Food and Faith: A Theology of Eating
This book provides a comprehensive theological framework for assessing the significance of eating. Drawing on diverse theological, philosophical, and anthropological insights, it offers fresh ways to evaluate food production and consumption practices as they are being worked out in today’s industrial food economy. Unlike books that focus primarily on vegetarianism and hunger-related concerns, this book broadens the scope of consideration to include the sacramental character of eating, the deep significance of hospitality, the meaning of death and sacrifice, the Eucharist as the place of inspiration and orientation, the importance of saying grace, and the possibility of eating in heaven.
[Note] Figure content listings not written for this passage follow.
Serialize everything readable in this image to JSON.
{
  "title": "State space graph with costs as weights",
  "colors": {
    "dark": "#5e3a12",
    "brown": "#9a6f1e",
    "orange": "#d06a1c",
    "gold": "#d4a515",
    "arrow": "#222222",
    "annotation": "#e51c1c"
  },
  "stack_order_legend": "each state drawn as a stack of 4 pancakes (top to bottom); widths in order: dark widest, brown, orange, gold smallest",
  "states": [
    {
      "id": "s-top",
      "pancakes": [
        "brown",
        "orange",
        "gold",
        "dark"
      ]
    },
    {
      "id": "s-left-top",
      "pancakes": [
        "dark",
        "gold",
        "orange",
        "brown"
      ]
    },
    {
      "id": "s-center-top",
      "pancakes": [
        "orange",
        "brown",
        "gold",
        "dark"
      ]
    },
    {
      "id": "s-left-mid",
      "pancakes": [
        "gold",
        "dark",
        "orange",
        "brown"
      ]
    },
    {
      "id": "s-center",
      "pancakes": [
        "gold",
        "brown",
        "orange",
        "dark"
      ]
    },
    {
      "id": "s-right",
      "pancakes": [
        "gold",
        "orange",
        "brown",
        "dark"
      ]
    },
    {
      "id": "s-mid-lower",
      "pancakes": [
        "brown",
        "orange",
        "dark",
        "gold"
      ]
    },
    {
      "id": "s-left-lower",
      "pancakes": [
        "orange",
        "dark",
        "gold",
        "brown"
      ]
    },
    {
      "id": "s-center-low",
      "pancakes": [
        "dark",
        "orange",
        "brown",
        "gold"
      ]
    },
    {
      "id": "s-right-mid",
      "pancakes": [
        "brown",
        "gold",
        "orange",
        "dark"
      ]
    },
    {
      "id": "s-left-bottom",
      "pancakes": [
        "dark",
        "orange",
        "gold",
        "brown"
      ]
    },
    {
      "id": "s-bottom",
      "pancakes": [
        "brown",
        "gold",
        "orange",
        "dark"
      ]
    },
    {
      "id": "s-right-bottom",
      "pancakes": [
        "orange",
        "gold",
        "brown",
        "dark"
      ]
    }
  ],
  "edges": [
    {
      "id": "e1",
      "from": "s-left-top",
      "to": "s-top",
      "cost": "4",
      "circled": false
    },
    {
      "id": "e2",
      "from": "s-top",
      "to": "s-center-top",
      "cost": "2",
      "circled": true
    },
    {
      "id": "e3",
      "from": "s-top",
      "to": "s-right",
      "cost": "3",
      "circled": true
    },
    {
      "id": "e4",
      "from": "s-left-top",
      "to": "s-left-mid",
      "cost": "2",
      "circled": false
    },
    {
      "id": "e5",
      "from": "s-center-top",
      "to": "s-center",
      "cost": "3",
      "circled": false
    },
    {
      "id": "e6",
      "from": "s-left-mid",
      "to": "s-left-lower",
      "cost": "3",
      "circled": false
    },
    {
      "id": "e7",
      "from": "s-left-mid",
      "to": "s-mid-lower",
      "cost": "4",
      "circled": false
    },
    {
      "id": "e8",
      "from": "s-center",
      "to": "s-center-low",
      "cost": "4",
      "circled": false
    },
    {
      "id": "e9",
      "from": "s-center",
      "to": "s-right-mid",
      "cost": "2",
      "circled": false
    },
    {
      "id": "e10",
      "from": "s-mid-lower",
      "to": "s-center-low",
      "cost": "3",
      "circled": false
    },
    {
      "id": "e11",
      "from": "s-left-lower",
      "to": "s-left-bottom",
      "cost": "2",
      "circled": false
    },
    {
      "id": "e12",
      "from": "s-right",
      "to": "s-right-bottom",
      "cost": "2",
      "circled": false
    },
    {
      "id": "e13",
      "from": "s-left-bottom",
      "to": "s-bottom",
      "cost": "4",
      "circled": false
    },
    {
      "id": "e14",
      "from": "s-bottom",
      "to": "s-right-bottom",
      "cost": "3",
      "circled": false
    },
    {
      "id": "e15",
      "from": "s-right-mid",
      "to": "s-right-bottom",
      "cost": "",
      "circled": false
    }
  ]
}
Throughout, eating is presented as a way of enacting fidelity between persons, between people and fellow creatures, and between people and Earth. Food and Faith demonstrates that eating is of profound economic, moral, and spiritual significance. Revised throughout, this edition includes a new introduction and two chapters, as well as updated bibliography. The additions add significantly to the core idea of creaturely membership and hospitality through discussion of the microbiome revolution in science, and the daunting challenge of the Anthropocene.